Читайте с осторожностью. Для некоторых людей концовка будет жесткой
…
12 июля 2024, 04:03
Мое знакомство с «Викторией» сейчас можно рассматривать как настоящее совершеннолетие. Когда я отбросил всё, за последние деньги уехал в Нью-Йорк и завалился в этот мерцающий бар, началась непредсказуемая и самостоятельная жизнь. Именно её я в свои тогдашние девятнадцать лет так жаждал. Там, за стойкой, я встретил Клоринду. Уже через час она на мне висела, направляя в сторону своей маленькой квартиры. И еще чуть позже — целовала меня в висок, и садилась на мои бедра, пока я высвобождался из штанов и белья. Тогда мы всю ночь не спали, между сексом разговаривали. Мы, абсолютно нагие, спорили на разные высокие темы, Клоринда разваливалась в кресле, курила, внимательно меня слушала, пока я охотно делился с ней своей скудной биографией.
Я рассказывал, как рос с папашей-ветераном Вьетнама, как он меня бил, как я работал грузчиком и на первую же зарплату приехал сюда. Моя немногословная собеседница была действительно заинтересованной, что вкупе с её вечной вежливой прохладой действовало на меня как магнит.
Клоринда еще долго оставалась для верным слушателем, потрясающей женщиной, с которой я коротал ночи и в доме которой я жил первое время. С Клориндой я всегда был залюбленный, услышанный и понятый. Мы никогда и никак не обсуждали наши взаимоотношения. «Надо жениться,» — сказал бы отец. Но тогда набирала обороты сексуальная революция, так что мы решили пойти по модному пути сожительствующих любовников. Я все также часто бывал в «Виктории», где давал рост и полное развитие своей меланхолии, а к двадцати трём к ней добавился еще и алкоголизм.
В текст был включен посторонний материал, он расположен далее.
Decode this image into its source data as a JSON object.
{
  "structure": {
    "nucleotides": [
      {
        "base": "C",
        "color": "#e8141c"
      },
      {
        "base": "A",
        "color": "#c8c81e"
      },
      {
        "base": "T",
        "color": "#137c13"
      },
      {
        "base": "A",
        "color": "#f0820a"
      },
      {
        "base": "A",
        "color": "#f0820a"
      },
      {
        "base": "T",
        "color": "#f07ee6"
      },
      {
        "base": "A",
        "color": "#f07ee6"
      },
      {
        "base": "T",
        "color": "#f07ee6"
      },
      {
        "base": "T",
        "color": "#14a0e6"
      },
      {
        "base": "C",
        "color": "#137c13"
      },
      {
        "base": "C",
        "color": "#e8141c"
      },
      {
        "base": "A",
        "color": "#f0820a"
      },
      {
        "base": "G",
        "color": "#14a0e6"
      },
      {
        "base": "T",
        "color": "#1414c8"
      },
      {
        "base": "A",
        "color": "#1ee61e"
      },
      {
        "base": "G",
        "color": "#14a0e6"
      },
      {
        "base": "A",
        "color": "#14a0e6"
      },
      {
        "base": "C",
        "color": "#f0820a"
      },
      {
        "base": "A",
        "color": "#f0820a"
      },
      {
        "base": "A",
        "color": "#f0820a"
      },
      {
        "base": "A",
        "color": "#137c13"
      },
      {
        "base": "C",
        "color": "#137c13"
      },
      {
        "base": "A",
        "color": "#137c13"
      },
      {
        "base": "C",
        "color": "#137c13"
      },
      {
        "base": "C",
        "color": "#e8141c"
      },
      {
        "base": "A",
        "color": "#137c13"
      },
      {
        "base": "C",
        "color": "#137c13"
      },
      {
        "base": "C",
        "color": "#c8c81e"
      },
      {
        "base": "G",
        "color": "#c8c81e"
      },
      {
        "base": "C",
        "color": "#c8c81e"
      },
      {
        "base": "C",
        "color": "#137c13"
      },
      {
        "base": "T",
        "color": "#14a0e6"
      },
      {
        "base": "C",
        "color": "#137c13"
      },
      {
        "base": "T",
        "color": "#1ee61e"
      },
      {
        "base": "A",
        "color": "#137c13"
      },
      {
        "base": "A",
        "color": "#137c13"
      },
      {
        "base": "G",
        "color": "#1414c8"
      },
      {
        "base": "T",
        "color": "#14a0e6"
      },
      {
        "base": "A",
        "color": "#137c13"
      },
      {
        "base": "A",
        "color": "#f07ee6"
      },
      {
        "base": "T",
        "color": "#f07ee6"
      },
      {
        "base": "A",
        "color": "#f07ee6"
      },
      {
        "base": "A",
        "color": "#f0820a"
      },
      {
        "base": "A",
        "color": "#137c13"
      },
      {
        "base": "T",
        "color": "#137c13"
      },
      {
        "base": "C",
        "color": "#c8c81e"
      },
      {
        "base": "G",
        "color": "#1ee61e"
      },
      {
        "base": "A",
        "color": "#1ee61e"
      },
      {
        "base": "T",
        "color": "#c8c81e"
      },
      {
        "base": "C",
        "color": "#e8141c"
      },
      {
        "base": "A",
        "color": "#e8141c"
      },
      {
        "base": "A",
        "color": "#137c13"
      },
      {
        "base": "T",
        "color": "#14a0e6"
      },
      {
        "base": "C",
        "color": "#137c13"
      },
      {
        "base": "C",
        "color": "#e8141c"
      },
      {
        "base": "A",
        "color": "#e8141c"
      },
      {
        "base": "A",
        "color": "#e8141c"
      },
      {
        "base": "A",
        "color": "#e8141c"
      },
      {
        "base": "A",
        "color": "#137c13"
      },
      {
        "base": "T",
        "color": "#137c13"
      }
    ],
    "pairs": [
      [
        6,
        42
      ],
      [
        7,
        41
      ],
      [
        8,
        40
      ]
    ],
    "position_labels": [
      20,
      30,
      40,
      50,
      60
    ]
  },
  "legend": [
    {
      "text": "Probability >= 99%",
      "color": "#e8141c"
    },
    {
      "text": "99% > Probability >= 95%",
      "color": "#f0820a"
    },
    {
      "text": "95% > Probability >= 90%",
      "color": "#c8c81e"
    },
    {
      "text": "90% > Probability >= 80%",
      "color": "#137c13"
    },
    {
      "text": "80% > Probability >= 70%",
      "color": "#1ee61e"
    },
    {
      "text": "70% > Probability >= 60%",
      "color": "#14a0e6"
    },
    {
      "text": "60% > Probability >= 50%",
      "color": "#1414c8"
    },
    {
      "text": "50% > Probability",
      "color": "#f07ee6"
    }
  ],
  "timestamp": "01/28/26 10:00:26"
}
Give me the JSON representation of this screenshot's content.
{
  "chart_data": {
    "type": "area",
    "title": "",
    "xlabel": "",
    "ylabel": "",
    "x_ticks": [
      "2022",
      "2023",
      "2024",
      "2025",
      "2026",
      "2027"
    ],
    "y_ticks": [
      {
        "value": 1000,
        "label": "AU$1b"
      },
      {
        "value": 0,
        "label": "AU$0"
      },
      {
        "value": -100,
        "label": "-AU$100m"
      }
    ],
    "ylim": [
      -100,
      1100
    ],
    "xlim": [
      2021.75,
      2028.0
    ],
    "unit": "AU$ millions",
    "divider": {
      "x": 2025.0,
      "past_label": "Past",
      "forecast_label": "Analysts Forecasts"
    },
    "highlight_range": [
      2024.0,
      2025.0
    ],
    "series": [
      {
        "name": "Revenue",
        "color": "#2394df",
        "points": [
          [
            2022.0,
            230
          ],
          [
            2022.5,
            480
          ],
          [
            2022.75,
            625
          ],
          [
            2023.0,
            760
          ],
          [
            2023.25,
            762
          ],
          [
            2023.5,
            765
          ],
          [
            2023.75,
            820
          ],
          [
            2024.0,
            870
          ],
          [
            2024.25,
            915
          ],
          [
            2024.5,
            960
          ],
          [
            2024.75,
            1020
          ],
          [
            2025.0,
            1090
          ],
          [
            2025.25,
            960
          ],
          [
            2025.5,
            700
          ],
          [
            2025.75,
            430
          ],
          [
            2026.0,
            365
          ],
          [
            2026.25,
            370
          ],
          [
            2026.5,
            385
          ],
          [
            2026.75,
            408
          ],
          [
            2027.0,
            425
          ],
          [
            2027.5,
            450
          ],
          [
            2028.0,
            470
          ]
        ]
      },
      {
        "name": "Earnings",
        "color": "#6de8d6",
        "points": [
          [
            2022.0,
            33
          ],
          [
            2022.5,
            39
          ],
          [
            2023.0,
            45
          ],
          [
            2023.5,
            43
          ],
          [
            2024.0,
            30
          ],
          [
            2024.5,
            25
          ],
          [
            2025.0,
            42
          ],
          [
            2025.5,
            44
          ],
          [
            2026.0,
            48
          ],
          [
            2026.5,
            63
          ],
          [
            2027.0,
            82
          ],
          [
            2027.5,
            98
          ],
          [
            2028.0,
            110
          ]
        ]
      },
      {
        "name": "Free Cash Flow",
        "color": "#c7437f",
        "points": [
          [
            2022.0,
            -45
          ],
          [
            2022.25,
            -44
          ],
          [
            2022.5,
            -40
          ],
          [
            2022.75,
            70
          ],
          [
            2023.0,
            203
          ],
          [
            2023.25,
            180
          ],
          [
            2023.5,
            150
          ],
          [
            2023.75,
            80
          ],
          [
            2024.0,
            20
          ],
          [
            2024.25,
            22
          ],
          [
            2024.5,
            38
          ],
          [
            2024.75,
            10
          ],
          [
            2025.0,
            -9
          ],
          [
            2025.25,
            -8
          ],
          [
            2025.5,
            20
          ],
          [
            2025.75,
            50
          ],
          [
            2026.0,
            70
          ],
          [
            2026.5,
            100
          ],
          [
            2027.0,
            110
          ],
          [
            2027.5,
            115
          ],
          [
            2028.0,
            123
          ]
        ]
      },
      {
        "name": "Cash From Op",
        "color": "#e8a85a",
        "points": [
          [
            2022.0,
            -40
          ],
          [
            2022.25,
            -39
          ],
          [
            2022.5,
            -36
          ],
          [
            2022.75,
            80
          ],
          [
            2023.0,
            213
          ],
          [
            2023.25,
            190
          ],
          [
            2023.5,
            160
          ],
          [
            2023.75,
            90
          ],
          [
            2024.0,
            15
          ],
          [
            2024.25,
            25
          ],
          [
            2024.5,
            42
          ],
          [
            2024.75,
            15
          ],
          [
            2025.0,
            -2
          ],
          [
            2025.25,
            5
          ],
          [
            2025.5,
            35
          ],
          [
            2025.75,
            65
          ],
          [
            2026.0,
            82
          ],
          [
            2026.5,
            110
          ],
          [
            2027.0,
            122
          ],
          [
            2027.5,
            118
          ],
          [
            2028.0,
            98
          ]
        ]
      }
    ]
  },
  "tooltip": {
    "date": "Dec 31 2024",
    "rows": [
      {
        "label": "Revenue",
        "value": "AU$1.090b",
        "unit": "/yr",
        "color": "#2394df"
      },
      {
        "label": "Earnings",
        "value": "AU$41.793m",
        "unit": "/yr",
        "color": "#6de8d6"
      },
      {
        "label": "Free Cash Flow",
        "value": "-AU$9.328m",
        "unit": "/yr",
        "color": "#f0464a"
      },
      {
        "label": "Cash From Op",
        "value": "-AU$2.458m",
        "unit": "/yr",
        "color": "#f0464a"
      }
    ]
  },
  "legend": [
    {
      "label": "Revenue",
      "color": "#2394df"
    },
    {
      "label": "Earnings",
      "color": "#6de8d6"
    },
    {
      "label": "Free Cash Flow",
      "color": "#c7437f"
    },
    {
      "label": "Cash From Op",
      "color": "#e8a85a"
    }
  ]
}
К двадцати трём мы с Клориндой откровенно друг друга подзаебали, даже без бытовых вопросов — я тогда уже смог немного накопить денег и снять себе жилье. Секс остался, вписался в рутину, которая была, очевидно, неизбежной. Утром был тяжелый физический труд, вечером была «Виктория». Когда я наконец нашел время завалиться к Клоринде в квартиру, там были следы чужого мужчины, что, всё-таки, немного возмутило — она даже не предупредила меня. Тогда мы впервые обсудили что можем, а что не можем. Проще говоря, я получил разрешение спать с кем хочу, а Клоринда же ни в каких разрешениях и не нуждалась.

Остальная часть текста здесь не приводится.